What I don’t understand is why those in charge of the web site of the diocese instead of using the real version, took the version of Wikipedia and changed the tone of the colours for a very exaggerated. (Sorry for the errors, I used a translator online.)
What I would hope you would learn from reading this blog is that there is no such thing as a “real” version of a coat of arms. There may have been an original version done by Montezemolo but that doesn’t make it more “real” or even more “official” than the one on the website. Sometimes, the original artwork is not used for various reasons. Sometimes another version is desired. The fact that the diocesan website uses a version other than Montezemolo’s suggests that it is, in fact, the version in official use. Either way, as long as the blazon is followed correctly, one artistic rendering does not take precedence over another as the “real” one.
I must say this coat of arms is highly inclined to provoke confusion.

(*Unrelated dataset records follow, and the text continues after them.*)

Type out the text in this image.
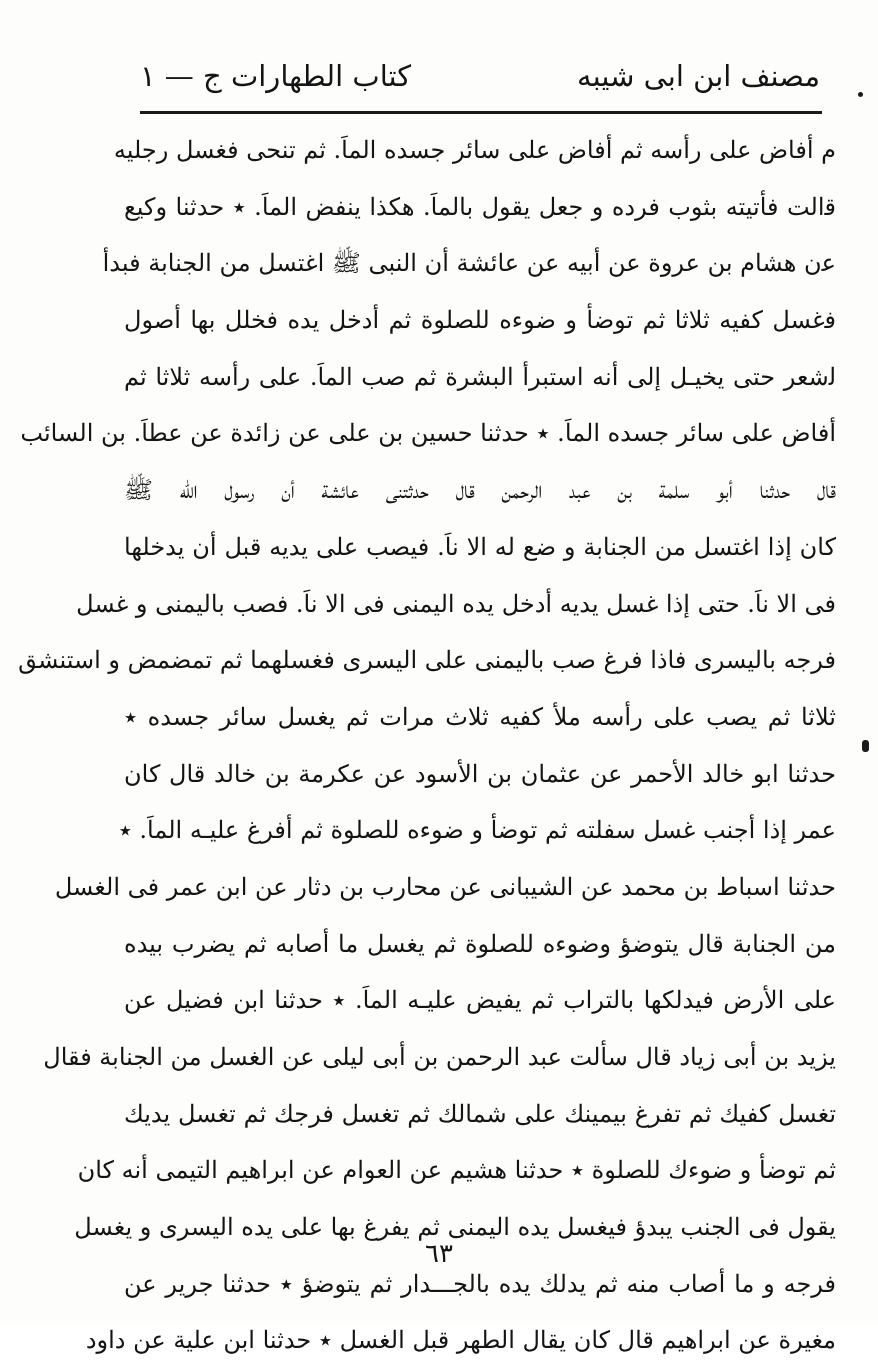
مصنف ابن ابى شيبه
كتاب الطهارات ج — ١
ﻡ أفاض على رأسه ثم أفاض على سائر جسده الماَ. ثم تنحى فغسل رجليه
ﻗالت فأتيته بثوب فرده و جعل يقول بالماَ. هكذا ينفض الماَ. ٭ حدثنا وكيع
ﻋن هشام بن عروة عن أبيه عن عائشة أن النبى ﷺ اغتسل من الجنابة فبدأ
ﻓغسل كفيه ثلاثا ثم توضأ و ضوءه للصلوة ثم أدخل يده فخلل بها أصول
ﻟشعر حتى يخيـل إلى أنه استبرأ البشرة ثم صب الماَ. على رأسه ثلاثا ثم
أفاض على سائر جسده الماَ. ٭ حدثنا حسين بن على عن زائدة عن عطاَ. بن السائب
قال حدثنا أبو سلمة بن عبد الرحمن قال حدثتنى عائشة أن رسول الله ﷺ
كان إذا اغتسل من الجنابة و ضع له الا ناَ. فيصب على يديه قبل أن يدخلها
فى الا ناَ. حتى إذا غسل يديه أدخل يده اليمنى فى الا ناَ. فصب باليمنى و غسل
فرجه باليسرى فاذا فرغ صب باليمنى على اليسرى فغسلهما ثم تمضمض و استنشق
ثلاثا ثم يصب على رأسه ملأ كفيه ثلاث مرات ثم يغسل سائر جسده ٭
حدثنا ابو خالد الأحمر عن عثمان بن الأسود عن عكرمة بن خالد قال كان
عمر إذا أجنب غسل سفلته ثم توضأ و ضوءه للصلوة ثم أفرغ عليـه الماَ. ٭
حدثنا اسباط بن محمد عن الشيبانى عن محارب بن دثار عن ابن عمر فى الغسل
من الجنابة قال يتوضؤ وضوءه للصلوة ثم يغسل ما أصابه ثم يضرب بيده
على الأرض فيدلكها بالتراب ثم يفيض عليـه الماَ. ٭ حدثنا ابن فضيل عن
يزيد بن أبى زياد قال سألت عبد الرحمن بن أبى ليلى عن الغسل من الجنابة فقال
تغسل كفيك ثم تفرغ بيمينك على شمالك ثم تغسل فرجك ثم تغسل يديك
ثم توضأ و ضوءك للصلوة ٭ حدثنا هشيم عن العوام عن ابراهيم التيمى أنه كان
يقول فى الجنب يبدؤ فيغسل يده اليمنى ثم يفرغ بها على يده اليسرى و يغسل
فرجه و ما أصاب منه ثم يدلك يده بالجـــدار ثم يتوضؤ ٭ حدثنا جرير عن
مغيرة عن ابراهيم قال كان يقال الطهر قبل الغسل ٭ حدثنا ابن علية عن داود
٦٣
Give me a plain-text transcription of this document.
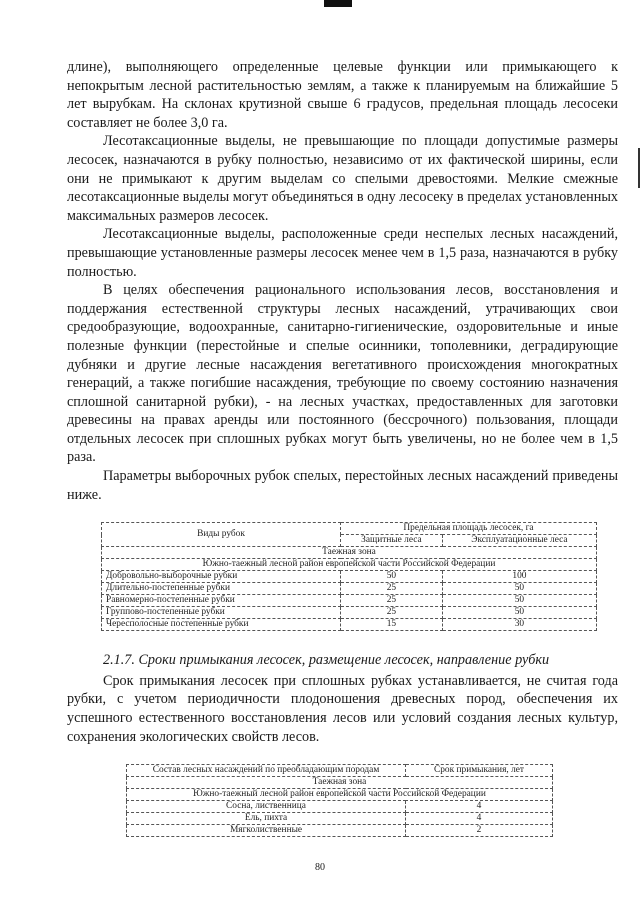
длине), выполняющего определенные целевые функции или примыкающего к непокрытым лесной растительностью землям, а также к планируемым на ближайшие 5 лет вырубкам. На склонах крутизной свыше 6 градусов, предельная площадь лесосеки составляет не более 3,0 га.

Лесотаксационные выделы, не превышающие по площади допустимые размеры лесосек, назначаются в рубку полностью, независимо от их фактической ширины, если они не примыкают к другим выделам со спелыми древостоями. Мелкие смежные лесотаксационные выделы могут объединяться в одну лесосеку в пределах установленных максимальных размеров лесосек.

Лесотаксационные выделы, расположенные среди неспелых лесных насаждений, превышающие установленные размеры лесосек менее чем в 1,5 раза, назначаются в рубку полностью.

В целях обеспечения рационального использования лесов, восстановления и поддержания естественной структуры лесных насаждений, утрачивающих свои средообразующие, водоохранные, санитарно-гигиенические, оздоровительные и иные полезные функции (перестойные и спелые осинники, тополевники, деградирующие дубняки и другие лесные насаждения вегетативного происхождения многократных генераций, а также погибшие насаждения, требующие по своему состоянию назначения сплошной санитарной рубки), - на лесных участках, предоставленных для заготовки древесины на правах аренды или постоянного (бессрочного) пользования, площади отдельных лесосек при сплошных рубках могут быть увеличены, но не более чем в 1,5 раза.

Параметры выборочных рубок спелых, перестойных лесных насаждений приведены ниже.

Виды рубок	Предельная площадь лесосек, га	
	Защитные леса	Эксплуатационные леса
Таежная зона		
Южно-таежный лесной район европейской части Российской Федерации		
Добровольно-выборочные рубки	50	100
Длительно-постепенные рубки	25	50
Равномерно-постепенные рубки	25	50
Группово-постепенные рубки	25	50
Чересполосные постепенные рубки	15	30

2.1.7. Сроки примыкания лесосек, размещение лесосек, направление рубки

Срок примыкания лесосек при сплошных рубках устанавливается, не считая года рубки, с учетом периодичности плодоношения древесных пород, обеспечения их успешного естественного восстановления лесов или условий создания лесных культур, сохранения экологических свойств лесов.

Состав лесных насаждений по преобладающим породам	Срок примыкания, лет
Таежная зона	
Южно-таежный лесной район европейской части Российской Федерации	
Сосна, лиственница	4
Ель, пихта	4
Мягколиственные	2
80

In itself it is a variation of the blazon of the Counts of Barcelona, Kings of Aragon, Valencia, Majorca, Sicily and Sardinia: Or, four pales gules. Because of this, multiple variations have been used in these territories by municipalities which wated to use the royal emblem but couldn’t and changed the pales to pales wavy, fesses, old vairs, lozenges and such to imitate it.

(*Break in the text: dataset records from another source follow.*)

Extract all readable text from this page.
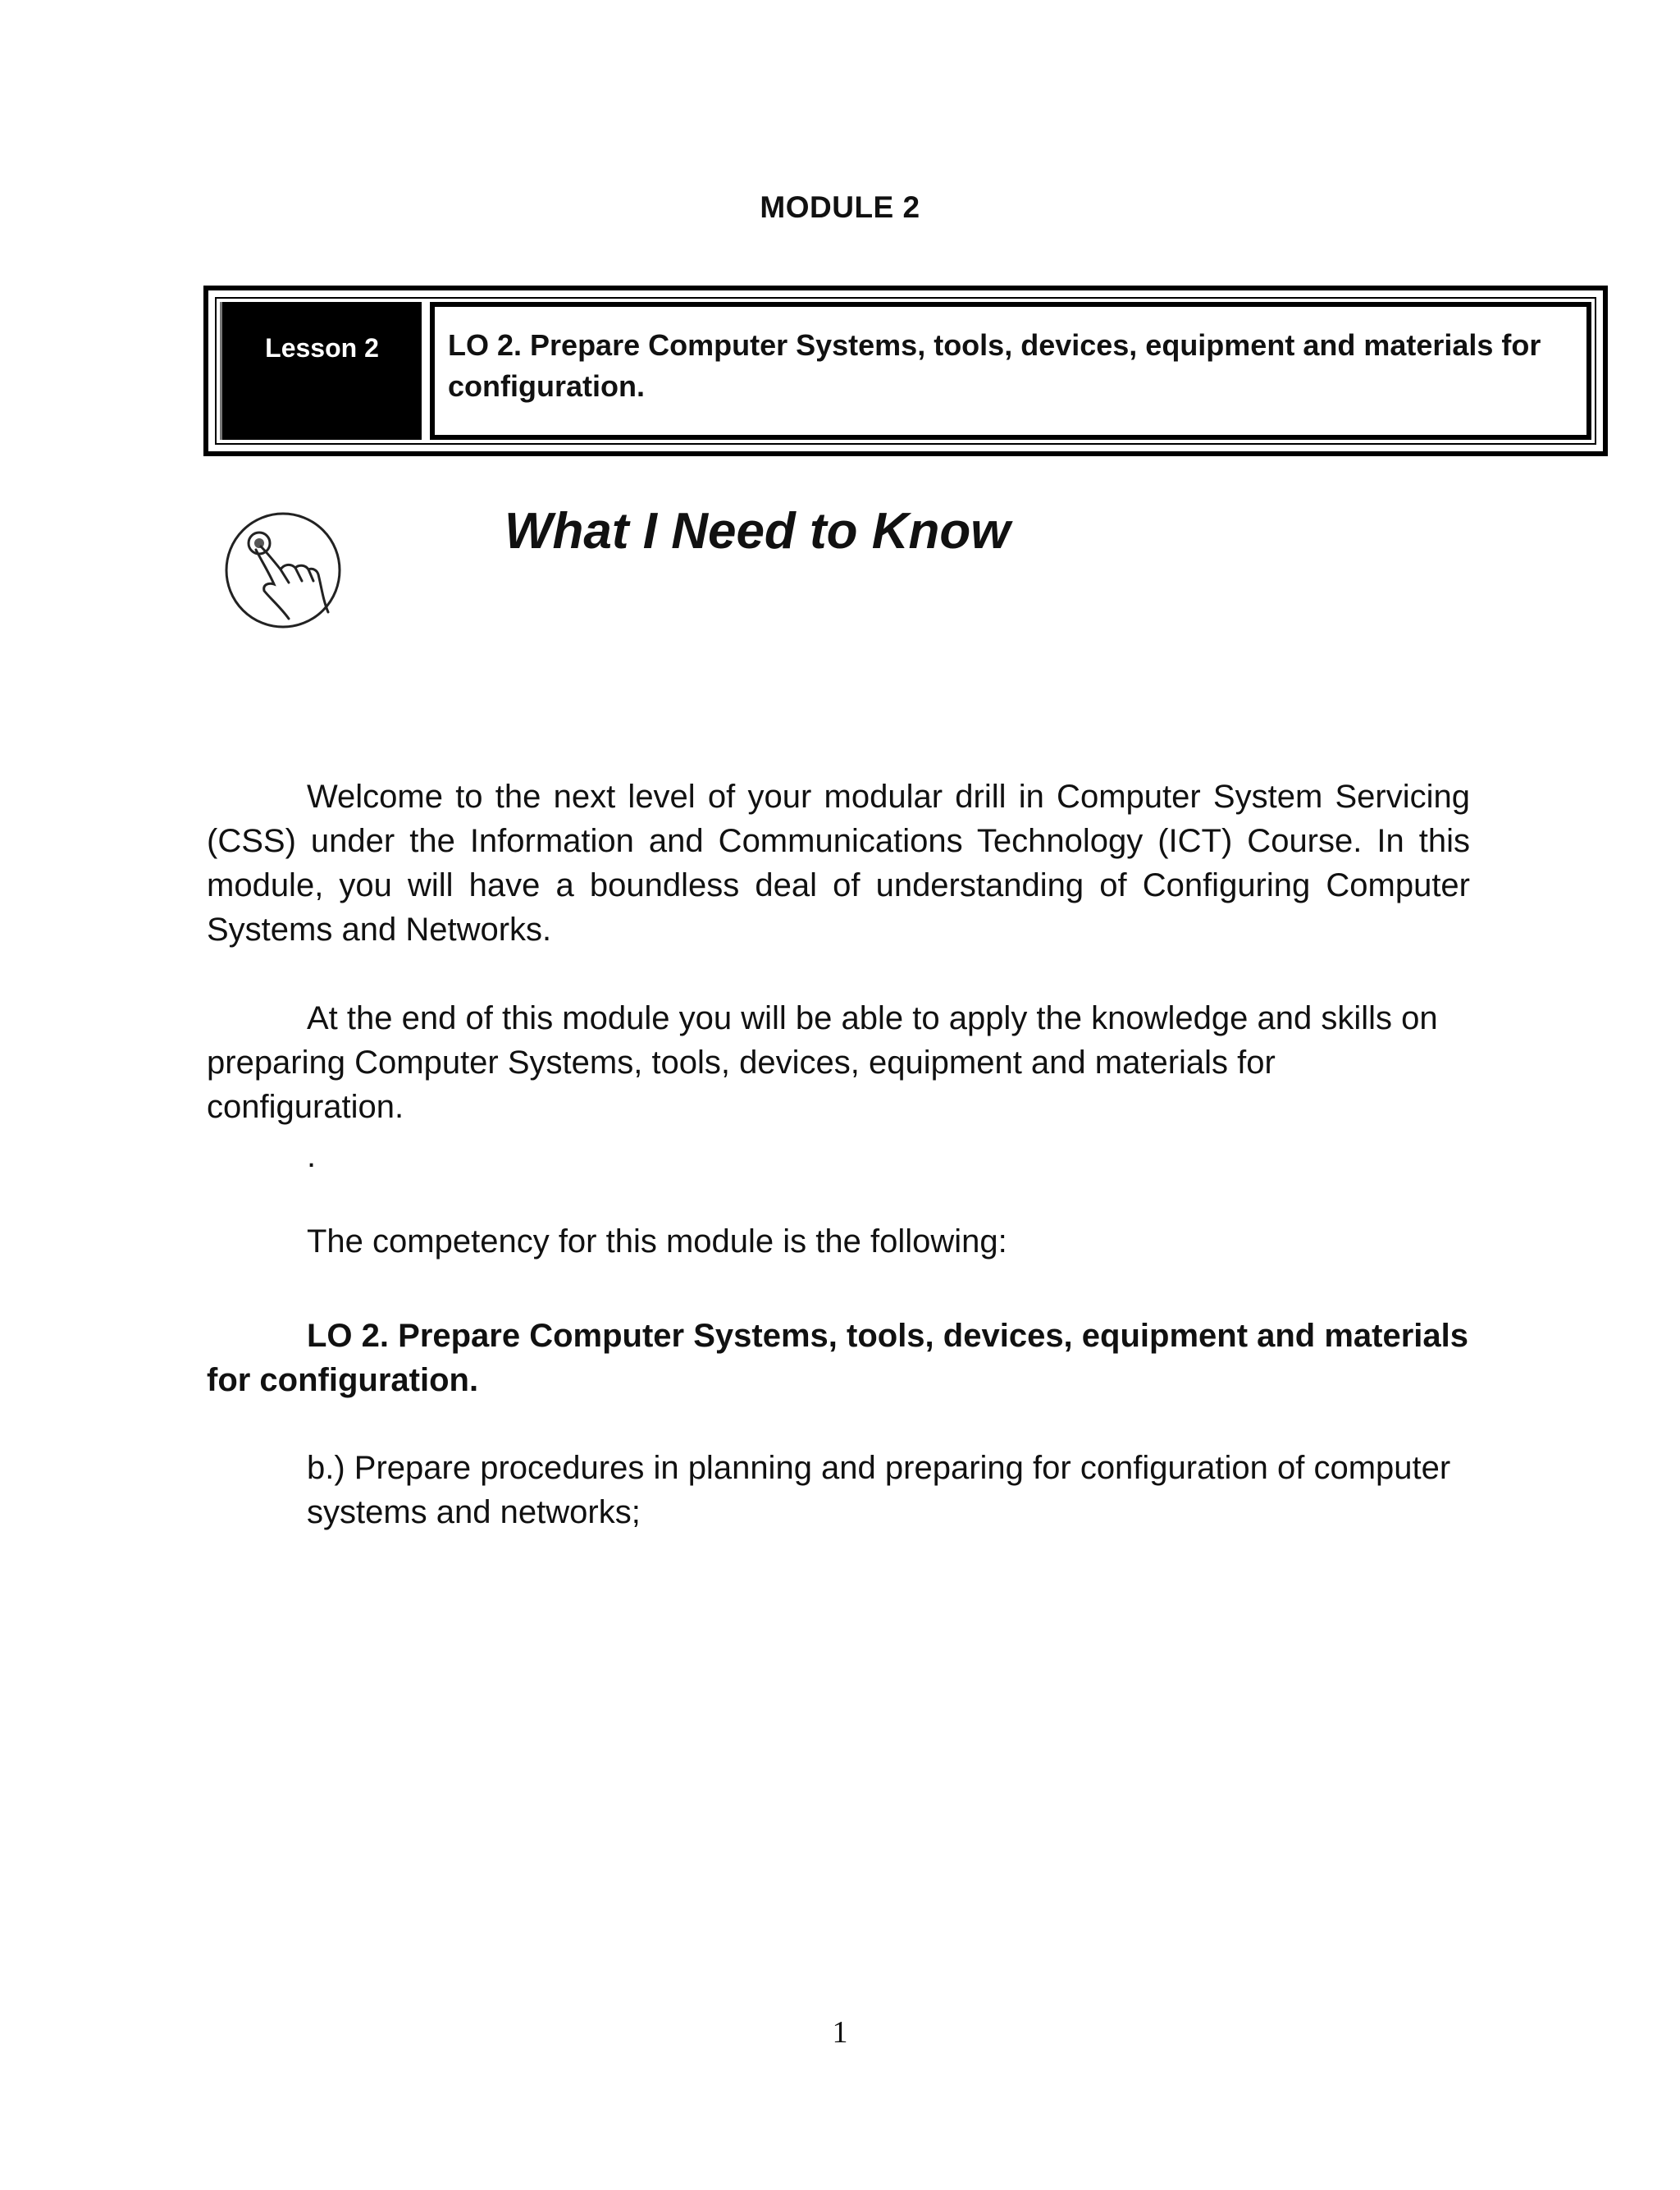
MODULE 2
Lesson 2	LO 2. Prepare Computer Systems, tools, devices, equipment and materials for configuration.

What I Need to Know

Welcome to the next level of your modular drill in Computer System Servicing (CSS) under the Information and Communications Technology (ICT) Course. In this module, you will have a boundless deal of understanding of Configuring Computer Systems and Networks.

At the end of this module you will be able to apply the knowledge and skills on preparing Computer Systems, tools, devices, equipment and materials for configuration.

.

The competency for this module is the following:

LO 2. Prepare Computer Systems, tools, devices, equipment and materials for configuration.

b.) Prepare procedures in planning and preparing for configuration of computer systems and networks;

1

Fortunately, I have been unable to find any exact depiction of these exact arms and, for this reason, I will recognise Most Rev. Mario Toso, SDB as the owner and user of them, as small as may be of the importance of a simple reviewer. (This does not mean they exist somewhere and, in this case, I may vary my judgement)
Nevertheless, the possible confusion with the arms of Tarragona (Vairy ancien en-pointe paleways of four Or and Gules), Centelles (Lozengy of twenty Or and Gules) and especially Sant Feliu de Buixalleu (Vert, a northern goshawk Argent over a fountain pomety of four (?) Or four fesses wavy Gules) still exists.
You may be right in that the coat of arms could cause confusion, but that is a possiblity, though not very probable. There is also the matter of context, in this case geographical or historical context, which you leave out of the equation. Faenza is, to my knowledge, in Northern Italy, to be exact in the former Pontifical States, where the Kings of Aragon had no say (Southern Italy, Sicily and Sardinia might be another matter). Consequently, the arms of these Kings could not influence the ‘heraldic landscape’ very much. So, in or around Faenza there is no opportunity for confusion. If, however, the bishop were transferred to a see in Catalonia or in the Baleares, he’d be well advised to modify his coat of arms. In Northern Italy there certainly is no need to do that, or at least not for the reasons you mention, since the shield “Or four pales gules” is not readily associated with Aragon, but with Pope Benedict XIV (Pope 1740-1758). To my knowledge, the “Lawyer Pope” (he was an expert on Canon Law) came from a patrician family of Bologna and used, of course, the arms his family bore.
All in all, a beautiful and distinctive coat of arms.